The next day, I sent a letter to Minnesota, filling out a form, with various explanations, asking to transfer title from California to Minnesota, with a check, a copy of the letter from California, and the lien release notice from the original lender. A few weeks later I got back a letter, with my original attachments, the check uncashed, saying that was the wrong form, and I need to send them a letter with a different form, asking for a title for untitled vehicles, rather than a transfer.
I sent them the new form. A few weeks later, they sent back a letter asking me to send them the letter from California and the notice from the Credit Union that they held no lien on the car. Naively I assumed they didn’t need that again, since they saw it the first time. Surely they would scan it and have it in their records.

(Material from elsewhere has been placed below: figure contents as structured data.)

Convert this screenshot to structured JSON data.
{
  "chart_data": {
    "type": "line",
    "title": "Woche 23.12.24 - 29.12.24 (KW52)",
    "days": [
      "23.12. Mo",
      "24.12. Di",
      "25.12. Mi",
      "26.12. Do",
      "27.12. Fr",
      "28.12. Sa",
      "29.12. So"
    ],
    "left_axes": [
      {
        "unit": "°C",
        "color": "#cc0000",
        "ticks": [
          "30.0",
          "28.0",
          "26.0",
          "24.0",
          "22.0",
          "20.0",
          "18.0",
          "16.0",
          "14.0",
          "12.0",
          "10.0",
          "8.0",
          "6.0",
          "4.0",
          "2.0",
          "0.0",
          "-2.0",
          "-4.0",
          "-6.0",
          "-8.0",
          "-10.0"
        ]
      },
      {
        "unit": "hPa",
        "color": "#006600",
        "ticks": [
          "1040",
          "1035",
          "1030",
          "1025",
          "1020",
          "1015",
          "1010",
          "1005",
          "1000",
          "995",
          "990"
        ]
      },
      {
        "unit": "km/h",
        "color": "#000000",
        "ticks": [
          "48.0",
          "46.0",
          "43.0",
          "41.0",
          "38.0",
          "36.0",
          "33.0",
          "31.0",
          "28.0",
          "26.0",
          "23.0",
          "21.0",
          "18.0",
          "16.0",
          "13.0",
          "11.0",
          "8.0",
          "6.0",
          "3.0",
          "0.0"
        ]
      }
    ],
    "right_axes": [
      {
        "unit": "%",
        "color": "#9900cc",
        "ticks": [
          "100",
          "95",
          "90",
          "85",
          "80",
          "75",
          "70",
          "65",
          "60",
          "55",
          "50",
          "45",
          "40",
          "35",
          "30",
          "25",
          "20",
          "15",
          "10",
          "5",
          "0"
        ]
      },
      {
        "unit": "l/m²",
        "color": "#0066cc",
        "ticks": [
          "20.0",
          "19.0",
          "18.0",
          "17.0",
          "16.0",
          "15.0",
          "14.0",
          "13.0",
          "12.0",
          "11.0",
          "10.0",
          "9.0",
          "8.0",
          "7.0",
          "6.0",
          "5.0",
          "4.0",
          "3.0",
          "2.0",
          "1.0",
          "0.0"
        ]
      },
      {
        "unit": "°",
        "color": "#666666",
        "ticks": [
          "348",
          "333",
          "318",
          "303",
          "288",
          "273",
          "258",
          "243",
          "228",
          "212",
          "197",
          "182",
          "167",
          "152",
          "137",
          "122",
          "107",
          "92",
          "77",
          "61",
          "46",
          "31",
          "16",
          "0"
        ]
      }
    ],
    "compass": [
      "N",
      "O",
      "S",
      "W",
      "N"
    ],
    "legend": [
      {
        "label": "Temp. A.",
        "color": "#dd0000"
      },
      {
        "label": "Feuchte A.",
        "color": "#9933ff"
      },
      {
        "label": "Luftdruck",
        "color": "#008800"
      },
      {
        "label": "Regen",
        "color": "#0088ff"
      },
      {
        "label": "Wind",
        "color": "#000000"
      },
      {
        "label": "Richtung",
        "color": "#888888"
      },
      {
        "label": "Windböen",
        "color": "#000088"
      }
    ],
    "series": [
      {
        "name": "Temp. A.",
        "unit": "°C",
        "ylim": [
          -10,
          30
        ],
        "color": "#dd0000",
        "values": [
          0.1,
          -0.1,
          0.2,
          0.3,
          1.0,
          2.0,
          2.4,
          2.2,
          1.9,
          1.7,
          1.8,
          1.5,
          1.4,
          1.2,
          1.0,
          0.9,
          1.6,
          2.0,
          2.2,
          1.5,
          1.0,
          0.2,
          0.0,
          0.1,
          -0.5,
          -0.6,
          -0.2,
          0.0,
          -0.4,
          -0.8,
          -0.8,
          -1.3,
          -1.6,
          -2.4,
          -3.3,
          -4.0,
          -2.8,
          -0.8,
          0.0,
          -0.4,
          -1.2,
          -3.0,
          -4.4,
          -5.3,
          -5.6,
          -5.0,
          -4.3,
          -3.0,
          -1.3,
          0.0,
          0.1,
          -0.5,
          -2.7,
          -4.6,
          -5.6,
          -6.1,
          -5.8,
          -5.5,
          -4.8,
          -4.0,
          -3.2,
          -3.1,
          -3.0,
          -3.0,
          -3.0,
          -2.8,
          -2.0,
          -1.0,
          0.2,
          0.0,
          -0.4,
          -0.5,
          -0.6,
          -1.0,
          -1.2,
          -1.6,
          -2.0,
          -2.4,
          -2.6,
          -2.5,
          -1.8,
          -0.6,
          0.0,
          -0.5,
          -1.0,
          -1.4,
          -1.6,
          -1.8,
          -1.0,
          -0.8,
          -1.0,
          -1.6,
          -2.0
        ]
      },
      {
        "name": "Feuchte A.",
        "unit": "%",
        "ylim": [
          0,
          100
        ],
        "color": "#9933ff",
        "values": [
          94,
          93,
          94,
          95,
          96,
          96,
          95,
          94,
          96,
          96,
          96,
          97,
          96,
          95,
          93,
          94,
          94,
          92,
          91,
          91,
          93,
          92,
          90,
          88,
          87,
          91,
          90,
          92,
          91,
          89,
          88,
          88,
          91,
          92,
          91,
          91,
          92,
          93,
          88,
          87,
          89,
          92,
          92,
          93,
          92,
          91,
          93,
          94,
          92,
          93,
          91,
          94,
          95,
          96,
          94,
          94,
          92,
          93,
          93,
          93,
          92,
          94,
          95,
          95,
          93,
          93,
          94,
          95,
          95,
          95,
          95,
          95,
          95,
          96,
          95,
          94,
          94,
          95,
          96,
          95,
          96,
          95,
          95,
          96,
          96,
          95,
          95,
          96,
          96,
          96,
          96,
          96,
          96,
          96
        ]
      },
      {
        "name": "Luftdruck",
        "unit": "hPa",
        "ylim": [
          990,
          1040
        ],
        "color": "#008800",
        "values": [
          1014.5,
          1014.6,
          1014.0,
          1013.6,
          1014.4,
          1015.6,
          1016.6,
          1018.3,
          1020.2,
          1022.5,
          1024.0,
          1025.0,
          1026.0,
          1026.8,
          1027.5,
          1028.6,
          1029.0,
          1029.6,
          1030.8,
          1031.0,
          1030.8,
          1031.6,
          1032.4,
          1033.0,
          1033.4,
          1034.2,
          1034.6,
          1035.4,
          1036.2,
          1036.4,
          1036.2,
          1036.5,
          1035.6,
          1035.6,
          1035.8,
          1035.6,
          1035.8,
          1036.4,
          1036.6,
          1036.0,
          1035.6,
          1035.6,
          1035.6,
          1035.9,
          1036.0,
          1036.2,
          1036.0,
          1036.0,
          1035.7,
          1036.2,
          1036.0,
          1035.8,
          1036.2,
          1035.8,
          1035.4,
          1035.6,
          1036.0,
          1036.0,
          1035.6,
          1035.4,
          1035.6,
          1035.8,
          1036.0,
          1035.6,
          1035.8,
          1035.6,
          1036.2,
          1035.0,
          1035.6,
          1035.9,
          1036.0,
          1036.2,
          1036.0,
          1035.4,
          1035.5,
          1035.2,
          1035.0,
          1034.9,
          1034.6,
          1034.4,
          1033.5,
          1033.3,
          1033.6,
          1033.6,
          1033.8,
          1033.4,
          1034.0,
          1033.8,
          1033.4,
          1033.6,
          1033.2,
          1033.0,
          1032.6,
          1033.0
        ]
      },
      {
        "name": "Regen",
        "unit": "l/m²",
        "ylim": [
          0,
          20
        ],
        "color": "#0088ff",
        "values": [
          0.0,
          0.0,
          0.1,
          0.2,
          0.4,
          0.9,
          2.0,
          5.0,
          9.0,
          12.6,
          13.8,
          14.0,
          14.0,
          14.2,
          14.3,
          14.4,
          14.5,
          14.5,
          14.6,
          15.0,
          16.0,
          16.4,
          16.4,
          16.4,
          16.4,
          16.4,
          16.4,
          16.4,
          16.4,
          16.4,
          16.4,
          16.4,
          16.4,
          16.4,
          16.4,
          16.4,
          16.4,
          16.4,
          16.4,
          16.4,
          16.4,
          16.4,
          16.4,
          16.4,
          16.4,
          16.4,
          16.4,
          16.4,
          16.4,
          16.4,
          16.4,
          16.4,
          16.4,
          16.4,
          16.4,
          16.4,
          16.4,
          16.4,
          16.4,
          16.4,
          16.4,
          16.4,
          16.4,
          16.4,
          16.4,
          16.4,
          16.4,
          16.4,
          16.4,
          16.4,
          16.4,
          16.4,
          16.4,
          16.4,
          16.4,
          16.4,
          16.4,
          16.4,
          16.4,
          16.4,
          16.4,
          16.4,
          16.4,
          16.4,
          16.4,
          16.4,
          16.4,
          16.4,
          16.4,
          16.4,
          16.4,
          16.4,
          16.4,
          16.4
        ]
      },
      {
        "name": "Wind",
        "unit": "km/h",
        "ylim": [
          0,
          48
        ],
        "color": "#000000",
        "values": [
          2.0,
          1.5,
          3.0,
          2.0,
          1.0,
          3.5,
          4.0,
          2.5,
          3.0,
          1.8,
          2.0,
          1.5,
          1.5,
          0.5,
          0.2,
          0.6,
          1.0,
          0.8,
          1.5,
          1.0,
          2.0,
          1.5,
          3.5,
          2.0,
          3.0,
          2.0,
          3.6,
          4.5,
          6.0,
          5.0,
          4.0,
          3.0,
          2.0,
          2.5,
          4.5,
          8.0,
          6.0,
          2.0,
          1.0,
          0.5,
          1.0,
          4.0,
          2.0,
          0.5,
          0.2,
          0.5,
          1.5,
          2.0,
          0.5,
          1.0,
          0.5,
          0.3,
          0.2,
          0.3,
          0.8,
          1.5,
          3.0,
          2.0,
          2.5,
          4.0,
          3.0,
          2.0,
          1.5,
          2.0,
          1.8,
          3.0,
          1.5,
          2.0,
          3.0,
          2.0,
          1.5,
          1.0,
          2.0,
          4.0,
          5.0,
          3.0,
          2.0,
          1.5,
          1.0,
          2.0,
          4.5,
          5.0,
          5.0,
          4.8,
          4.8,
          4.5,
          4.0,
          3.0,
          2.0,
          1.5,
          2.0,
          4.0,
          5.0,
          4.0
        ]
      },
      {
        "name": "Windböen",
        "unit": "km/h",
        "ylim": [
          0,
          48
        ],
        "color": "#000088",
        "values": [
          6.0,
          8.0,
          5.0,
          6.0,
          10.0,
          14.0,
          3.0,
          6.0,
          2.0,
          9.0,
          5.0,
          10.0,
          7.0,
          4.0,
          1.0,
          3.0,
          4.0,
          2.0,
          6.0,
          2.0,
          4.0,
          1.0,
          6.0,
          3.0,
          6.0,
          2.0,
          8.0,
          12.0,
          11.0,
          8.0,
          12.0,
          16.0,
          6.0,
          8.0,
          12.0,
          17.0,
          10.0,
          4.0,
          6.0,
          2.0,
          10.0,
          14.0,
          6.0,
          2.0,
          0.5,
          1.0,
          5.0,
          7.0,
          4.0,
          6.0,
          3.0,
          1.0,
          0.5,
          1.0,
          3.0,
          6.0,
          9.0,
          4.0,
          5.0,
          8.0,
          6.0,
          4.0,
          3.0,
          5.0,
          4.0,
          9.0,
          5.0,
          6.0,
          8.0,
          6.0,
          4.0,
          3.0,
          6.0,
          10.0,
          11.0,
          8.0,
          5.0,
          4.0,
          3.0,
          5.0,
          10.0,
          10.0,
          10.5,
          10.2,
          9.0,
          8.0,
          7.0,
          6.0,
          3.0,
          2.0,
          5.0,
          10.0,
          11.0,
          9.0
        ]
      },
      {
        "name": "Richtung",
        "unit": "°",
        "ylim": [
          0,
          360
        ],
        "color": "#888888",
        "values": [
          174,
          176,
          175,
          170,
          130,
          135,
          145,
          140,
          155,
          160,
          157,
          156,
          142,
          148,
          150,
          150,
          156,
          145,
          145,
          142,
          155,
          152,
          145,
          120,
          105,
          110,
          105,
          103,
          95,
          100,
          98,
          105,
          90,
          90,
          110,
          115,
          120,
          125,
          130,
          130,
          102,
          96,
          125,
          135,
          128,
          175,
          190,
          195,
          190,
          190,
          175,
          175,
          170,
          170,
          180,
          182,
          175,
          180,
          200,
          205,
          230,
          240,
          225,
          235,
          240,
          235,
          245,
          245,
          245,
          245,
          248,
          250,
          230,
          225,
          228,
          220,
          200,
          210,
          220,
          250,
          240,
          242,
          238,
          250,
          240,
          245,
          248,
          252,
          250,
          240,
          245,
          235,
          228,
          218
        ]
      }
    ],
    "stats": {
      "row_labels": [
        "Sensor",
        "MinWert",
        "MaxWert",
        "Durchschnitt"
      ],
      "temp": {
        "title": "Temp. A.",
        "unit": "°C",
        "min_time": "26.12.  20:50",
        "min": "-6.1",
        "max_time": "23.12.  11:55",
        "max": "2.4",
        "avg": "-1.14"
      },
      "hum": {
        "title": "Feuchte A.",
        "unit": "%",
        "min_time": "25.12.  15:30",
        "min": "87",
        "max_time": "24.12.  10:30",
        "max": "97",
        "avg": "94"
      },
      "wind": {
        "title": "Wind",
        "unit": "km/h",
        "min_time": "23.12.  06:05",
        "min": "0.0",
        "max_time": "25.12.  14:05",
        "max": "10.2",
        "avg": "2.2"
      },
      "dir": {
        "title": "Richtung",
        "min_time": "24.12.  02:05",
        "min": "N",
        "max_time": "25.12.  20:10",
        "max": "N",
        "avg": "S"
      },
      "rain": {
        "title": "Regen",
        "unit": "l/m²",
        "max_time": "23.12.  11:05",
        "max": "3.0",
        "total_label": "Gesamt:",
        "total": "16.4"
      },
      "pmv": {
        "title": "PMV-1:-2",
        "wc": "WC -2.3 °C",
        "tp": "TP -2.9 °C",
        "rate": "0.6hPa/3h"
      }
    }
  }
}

So I resent the new form, with the letter from California and the lien release.
Success, finally in the beginning of December, I received a title in the mail from the State of Minnesota.
The next day, we went to Newgate School, which teaches car repair, and gave them the title and the keys to the car. I held the title for less than 24 hours. Two days later, they towed the vehicle from our garage. I hope someone learns something about bodywork, and someone else gets a decent car in return. We got our garage back, which the new car barely fits.
I thought about calling this post “DMV: Or why people hate their government”. People often have unpleasant experiences with their government, especially the bureaucratic end (as opposed to the other non-bureaucratic end, like ?). DMV is perhaps the most common and most regular, but I could discuss the planning and permitting offices of local government, which are needlessly bureaucratic and succeed in preventing me from legally doing ethically reasonable things with my property. I don’t want to pick on Minnesota DMV (technically Driver and Vehicle Services here), since when I get my driver’s license, the line is far shorter than say it was in Maryland or California.
My main gripe has been the annual vehicle registration DVS has. I can do it online, if I pay an extra fee, or I can do it the old-fashioned way and write a check, which is cheaper to me, and must be costlier to them. Does no-one think about incentives?
Further, it was clear what I wanted on my first letter to them (the title to my car which they know I own and I have registered legally here for 13 years), they should have been able to handle it, or called and asked if they could tick a different box on a different form if that is what makes their databases happy. I could have done this in person, but mailing a letter is faster in terms of using less of my scarce time, though not faster in terms of solving the problem in real-time. In short, I would like people to think about ends and not just means.
California really shouldn’t be dumping data after 4 years either (are hard drives that expensive?). They must have some privacy rationale, but really, this is a car title, it is in the national registry, they should have been able to handle this too.
(In short, no wonder gun owners don’t want to be registered.)